Both houses of parliament will meet for an extraordinary sitting to debate the federal government’s proposal to cap gas at $12 a gigajoule, introduce a mandatory code of conduct for the gas market and roll out power bill support for welfare recipients.
Parliament is preparing to vote on the government’s proposed energy bill relief measures
While Labor has a majority in the lower house, the Greens and independent senator David Pocock confirmed they would side with the government in the Senate.
In exchange for the Greens’ support, the government has agreed to an additional support package in next year’s budget to help low-income households and businesses switch from gas to electricity.

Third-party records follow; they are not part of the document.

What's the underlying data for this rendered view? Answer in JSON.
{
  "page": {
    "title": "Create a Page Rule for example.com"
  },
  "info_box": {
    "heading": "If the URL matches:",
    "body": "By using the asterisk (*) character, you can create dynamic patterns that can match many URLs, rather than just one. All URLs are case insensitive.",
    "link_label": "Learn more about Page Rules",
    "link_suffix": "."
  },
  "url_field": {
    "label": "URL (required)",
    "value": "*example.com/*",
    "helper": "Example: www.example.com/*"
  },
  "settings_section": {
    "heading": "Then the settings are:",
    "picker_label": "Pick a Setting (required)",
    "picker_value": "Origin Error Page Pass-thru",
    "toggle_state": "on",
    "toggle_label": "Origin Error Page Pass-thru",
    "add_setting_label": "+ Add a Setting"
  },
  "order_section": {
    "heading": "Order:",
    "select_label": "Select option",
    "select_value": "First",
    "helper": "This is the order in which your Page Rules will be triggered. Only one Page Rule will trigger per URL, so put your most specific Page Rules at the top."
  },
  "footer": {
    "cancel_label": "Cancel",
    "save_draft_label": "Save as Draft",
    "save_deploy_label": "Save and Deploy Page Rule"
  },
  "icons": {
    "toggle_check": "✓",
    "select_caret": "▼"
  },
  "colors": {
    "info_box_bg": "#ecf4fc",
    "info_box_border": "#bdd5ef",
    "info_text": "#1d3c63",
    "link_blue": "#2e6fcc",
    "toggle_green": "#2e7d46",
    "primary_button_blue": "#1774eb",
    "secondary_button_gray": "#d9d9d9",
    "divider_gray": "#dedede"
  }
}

The package could see households offered concessional loans to switch gas hot-water systems, or appliances such as ovens and heaters, to electric alternatives.
Treasurer Jim Chalmers has urged all MPs to be on the ‘right side’ of solving the nation’s energy woes.
The package could see households offered concessional loans to switch gas hot-water systems, or appliances such as ovens and heaters, to electric alternatives
‘Today coalition MPs around the country have a choice: they can vote for cheaper power prices and more household assistance for families and businesses doing it tough or they can vote for higher energy prices and no help for families,’ he said.
‘It’s that simple. There’s still a chance for reasonable, right-thinking members of the coalition to stand up to Peter Dutton and make sure they’re on the right side of this issue.’
The treasurer encouraged all MPs to ‘do the right thing by their constituents’ and vote on the measures to address the energy crisis.
Opposition Leader Peter Dutton said the government was trying to politically wedge the coalition by combining laws to cap prices and provide power bill support.
He said the opposition would support a separate bill to provide relief to families, but did not support a price cap because it would cause Australian consumers to pay more for electricity.
‘We do want to see support for families, we do want to see a reduction in energy prices … The plan that they’ve cobbled together now is all about electricity prices frankly going up,’ Mr Dutton told reporters in Brisbane.
‘(The government) continue to put these thought bubbles out there and they’re putting it all together in a rushed fashion which is going to end up in a real mess and Australian consumers will pay the price.’
The opposition leader said the coalition hadn’t yet seen the proposed legislation, but Climate Change Minister Chris Bowen rejected this claim.